As regular readers will know, I like any Conservative oppose the BNP for almost every policy it has. Even without the party's long, dreary history of violence, holocaust denial, Nazism and neo-nazism, the rest of her platform besides the race issue would be an embarrassing left-wing joke. Her economic policies in particular consist of the most laughable Mercantilism, the sort of Bennism even the Labour Party of that time had rejected by the mid-1980s.

Yet I genuinely don't see what good signing up to this campaign would do, and suspect that so far as people like me have any influence, it could do some harm.
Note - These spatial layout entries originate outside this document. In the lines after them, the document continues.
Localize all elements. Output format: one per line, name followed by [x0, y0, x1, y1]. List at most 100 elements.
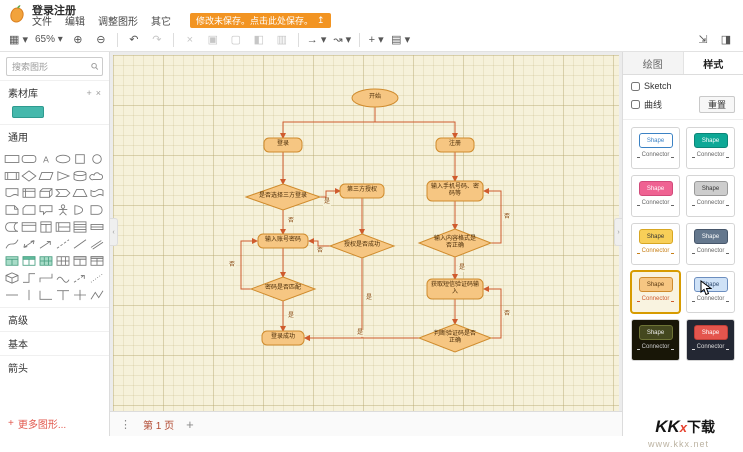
matrix-green-icon[interactable] [38, 254, 55, 267]
dashed-line-icon[interactable] [55, 237, 72, 250]
table-button[interactable]: ▤ ▾ [388, 31, 413, 49]
node-format-correct[interactable]: 输入内容格式是否正确 [434, 229, 476, 257]
unsaved-changes-badge[interactable]: 修改未保存。点击此处保存。 ↥ [190, 13, 331, 28]
curve-checkbox[interactable] [631, 100, 640, 109]
waypoint-style-button[interactable]: ↝ ▾ [330, 31, 354, 49]
rectangle-icon[interactable] [4, 152, 21, 165]
document-icon[interactable] [4, 186, 21, 199]
zoom-out-button[interactable]: ⊖ [90, 31, 112, 49]
sketch-checkbox[interactable] [631, 82, 640, 91]
library-section-header[interactable]: 素材库 + × [0, 80, 109, 104]
arrow-icon[interactable] [38, 237, 55, 250]
or-icon[interactable] [71, 203, 88, 216]
step-icon[interactable] [55, 186, 72, 199]
style-preset-slate[interactable]: ShapeConnector [686, 223, 735, 265]
menu-edit[interactable]: 编辑 [65, 13, 85, 28]
actor-icon[interactable] [55, 203, 72, 216]
isometric-cube-icon[interactable] [4, 271, 21, 284]
toggle-format-panel-button[interactable]: ◨ [715, 31, 737, 49]
cylinder-icon[interactable] [71, 169, 88, 182]
vertical-line-icon[interactable] [21, 288, 38, 301]
dashed-arrow-icon[interactable] [71, 271, 88, 284]
card-icon[interactable] [21, 203, 38, 216]
section-general[interactable]: 通用 [0, 124, 109, 148]
node-auth-success[interactable]: 授权是否成功 [332, 234, 392, 258]
library-close-icon[interactable]: × [96, 88, 101, 98]
zigzag-line-icon[interactable] [88, 288, 105, 301]
grid-icon[interactable] [55, 254, 72, 267]
dotted-line-icon[interactable] [88, 271, 105, 284]
connection-style-button[interactable]: → ▾ [304, 31, 330, 49]
crossfunctional-icon[interactable] [88, 254, 105, 267]
fullscreen-button[interactable]: ⇲ [692, 31, 714, 49]
grid-title-icon[interactable] [71, 254, 88, 267]
node-choose-third-party[interactable]: 是否选择三方登录 [253, 184, 313, 210]
horizontal-line-icon[interactable] [4, 288, 21, 301]
note-icon[interactable] [4, 203, 21, 216]
style-preset-gray[interactable]: ShapeConnector [686, 175, 735, 217]
container-icon[interactable] [21, 220, 38, 233]
menu-extras[interactable]: 其它 [151, 13, 171, 28]
canvas[interactable]: 开始登录注册是否选择三方登录第三方授权输入账号密码授权是否成功密码是否匹配登录成… [110, 52, 622, 411]
node-sms-code-correct[interactable]: 判断验证码是否正确 [432, 324, 478, 352]
ellipse-icon[interactable] [55, 152, 72, 165]
vertical-elbow-connector-icon[interactable] [38, 271, 55, 284]
search-input[interactable] [10, 61, 89, 73]
tape-icon[interactable] [88, 186, 105, 199]
node-register[interactable]: 注册 [436, 138, 474, 152]
zoom-in-button[interactable]: ⊕ [67, 31, 89, 49]
section-arrows[interactable]: 箭头 [0, 355, 109, 379]
style-preset-orange-sketch[interactable]: ShapeConnector [631, 271, 680, 313]
internal-storage-icon[interactable] [21, 186, 38, 199]
page-tab[interactable]: 第 1 页 [143, 417, 174, 432]
cloud-icon[interactable] [88, 169, 105, 182]
style-preset-dark-red[interactable]: ShapeConnector [686, 319, 735, 361]
data-storage-icon[interactable] [4, 220, 21, 233]
vertical-pool-icon[interactable] [38, 220, 55, 233]
tab-diagram[interactable]: 绘图 [623, 52, 684, 74]
library-add-icon[interactable]: + [86, 88, 91, 98]
diamond-icon[interactable] [21, 169, 38, 182]
text-icon[interactable]: A [38, 152, 55, 165]
style-preset-teal[interactable]: ShapeConnector [686, 127, 735, 169]
and-icon[interactable] [88, 203, 105, 216]
process-icon[interactable] [4, 169, 21, 182]
rounded-rectangle-icon[interactable] [21, 152, 38, 165]
more-shapes-link[interactable]: + 更多图形... [0, 412, 109, 436]
cross-line-icon[interactable] [71, 288, 88, 301]
line-icon[interactable] [71, 237, 88, 250]
link-icon[interactable] [88, 237, 105, 250]
reset-style-button[interactable]: 重置 [699, 96, 735, 113]
style-preset-blue-outline[interactable]: ShapeConnector [631, 127, 680, 169]
tee-line-icon[interactable] [55, 288, 72, 301]
view-mode-button[interactable]: ▦ ▾ [6, 31, 31, 49]
list-item-icon[interactable] [88, 220, 105, 233]
trapezoid-icon[interactable] [71, 186, 88, 199]
section-basic[interactable]: 基本 [0, 331, 109, 355]
elbow-connector-icon[interactable] [21, 271, 38, 284]
pages-menu-icon[interactable]: ⋮ [120, 418, 131, 431]
menu-file[interactable]: 文件 [32, 13, 52, 28]
node-input-phone[interactable]: 输入手机号码、密码等 [430, 181, 480, 201]
add-page-button[interactable]: + [186, 417, 194, 432]
sidebar-collapse-handle[interactable]: ‹ [110, 218, 118, 246]
node-login[interactable]: 登录 [264, 138, 302, 152]
parallelogram-icon[interactable] [38, 169, 55, 182]
node-login-success[interactable]: 登录成功 [262, 331, 304, 345]
table-title-green-icon[interactable] [21, 254, 38, 267]
horizontal-pool-icon[interactable] [55, 220, 72, 233]
menu-arrange-shapes[interactable]: 调整图形 [98, 13, 138, 28]
zoom-select[interactable]: 65% ▾ [32, 31, 66, 49]
style-preset-pink[interactable]: ShapeConnector [631, 175, 680, 217]
style-preset-dark-olive[interactable]: ShapeConnector [631, 319, 680, 361]
undo-button[interactable]: ↶ [123, 31, 145, 49]
format-collapse-handle[interactable]: › [614, 218, 622, 246]
node-get-sms-code[interactable]: 获取短信验证码输入 [430, 279, 480, 299]
cube-icon[interactable] [38, 186, 55, 199]
node-start[interactable]: 开始 [352, 89, 398, 107]
node-password-match[interactable]: 密码是否匹配 [253, 277, 313, 301]
node-third-party-auth[interactable]: 第三方授权 [340, 184, 384, 198]
tab-style[interactable]: 样式 [684, 52, 743, 74]
list-icon[interactable] [71, 220, 88, 233]
table-green-icon[interactable] [4, 254, 21, 267]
Liberal Democrat election chief Chris Rennard is of all people the one I think came closest to the truth on this issue, when the Guardian put him on a panel also containing representatives from the two main parties.

All the panellists agreed that choice and healthy competition between the mainstream parties are essential to squeeze out the BNP.
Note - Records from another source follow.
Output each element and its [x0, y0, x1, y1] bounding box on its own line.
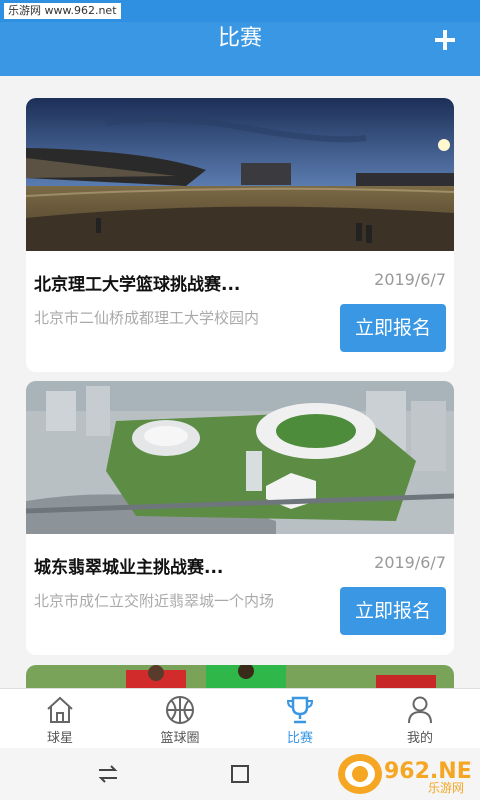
stadium-night-photo [26, 98, 454, 251]
basketball-icon [166, 696, 194, 724]
stadium-aerial-photo [26, 381, 454, 534]
watermark-logo: 962.NET 乐游网 [336, 748, 480, 796]
tab-label: 比赛 [286, 731, 313, 746]
match-title: 北京理工大学篮球挑战赛... [34, 275, 241, 295]
status-bar: 乐游网 www.962.net [0, 0, 480, 22]
add-button[interactable] [430, 25, 460, 55]
trophy-icon [286, 696, 314, 724]
app-header: 比赛 [0, 22, 480, 76]
square-icon [231, 765, 249, 783]
tab-bar: 球星 篮球圈 比赛 我的 [0, 688, 480, 748]
match-location: 北京市成仁立交附近翡翠城一个内场 [34, 592, 275, 610]
user-icon [408, 696, 432, 724]
page-title: 比赛 [217, 26, 262, 51]
tab-label: 我的 [406, 731, 433, 746]
tab-label: 篮球圈 [160, 731, 200, 746]
match-date: 2019/6/7 [374, 553, 446, 572]
match-date: 2019/6/7 [374, 270, 446, 289]
match-card[interactable]: 北京理工大学篮球挑战赛... 2019/6/7 北京市二仙桥成都理工大学校园内 … [26, 98, 454, 372]
match-location: 北京市二仙桥成都理工大学校园内 [34, 309, 260, 327]
signup-button[interactable]: 立即报名 [340, 587, 446, 635]
tab-players[interactable]: 球星 [0, 689, 120, 749]
watermark-text: 乐游网 www.962.net [4, 3, 121, 19]
watermark-logo-subtext: 乐游网 [428, 781, 464, 795]
plus-icon [435, 30, 455, 50]
tab-basketball-circle[interactable]: 篮球圈 [120, 689, 240, 749]
tab-matches[interactable]: 比赛 [240, 689, 360, 749]
tab-mine[interactable]: 我的 [360, 689, 480, 749]
swap-arrows-icon [98, 765, 118, 783]
match-title: 城东翡翠城业主挑战赛... [34, 558, 224, 578]
switch-apps-button[interactable] [96, 762, 120, 786]
home-icon [47, 696, 73, 723]
match-card[interactable]: 城东翡翠城业主挑战赛... 2019/6/7 北京市成仁立交附近翡翠城一个内场 … [26, 381, 454, 655]
signup-button[interactable]: 立即报名 [340, 304, 446, 352]
tab-label: 球星 [46, 731, 73, 746]
home-nav-button[interactable] [228, 762, 252, 786]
So what should be done about the BNP? Full-blooded competition between the mainstream parties could help, argued Mr Rennard. "I think we've made a mistake sometimes by thinking, okay, if they're growing strong, perhaps by getting together with all three parties and saying whatever you do, don't vote for them this is actually not a very helpful approach. People who may vote for them are actually the ones who think that all parties are the same, that all the mainstream parties are the same." And competition also has the added benefit of increasing voter turnout, making it harder for the BNP to break through.

For all parties to 'Unite Against Fascism' in this way could mean falling securely into that trap of signing up to an anti-BNP campaign with the best of intentions and as a result portraying the BNP as the only real opposition to the existing state of affairs, the only ones who offer an alternative. This is a message the party's leadership fights endlessly to get across: as they put it, they are the only ones who can bring the change that the "establishment parties" all oppose. By publicly uniting into one single opposition, democratic politicians could be playing right into their hands.

By definition, anyone who supports the Tories - as I do - opposes the BNP, and anyone who supports any party opposes all the others. Although the ideological source of the BNP's rhetoric and policies should never leave the lips of mainstream political activists who face them, I don't think voters need reminding that all the other parties oppose the British National Party. What they need to know is that the Conservatives, Labour and the Liberal Democrats all offer different ideas and have different policies on migration and asylum. Under the last Conservative government, Britain had small-scale, controlled immigration. Under Labour, asylum and immigration rates both doubled in five years. Under the Liberal Democrats, we would have still more people coming here. Which of these proposals sounds most palatable is a matter for individual preference, but no one must be left with the illusion that the choice is not there, as they might by any campaign stressing the similarities rather than the differences between the parties. Conservatives who want to see the BNP defeated shouldn't be afraid to say the other parties have got it wrong, and that we will fix things. Ditto Labour and Lib Dem supporters and activists.

Healthy competition between democratic parties that raises voter turnout and makes clear the genuine choice on offer will hurt the BNP. Tokenistic co-operation may only serve to strengthen the case they put to everyone with concerns about our asylum and immigration system that they alone offer an alternative.

UPDATE: Yesterday also marked Tom Watson's first anniversary as a blogger. It's not terribly consistent with the rest of this post for me to say it of a Labour MP, but congratulations to him.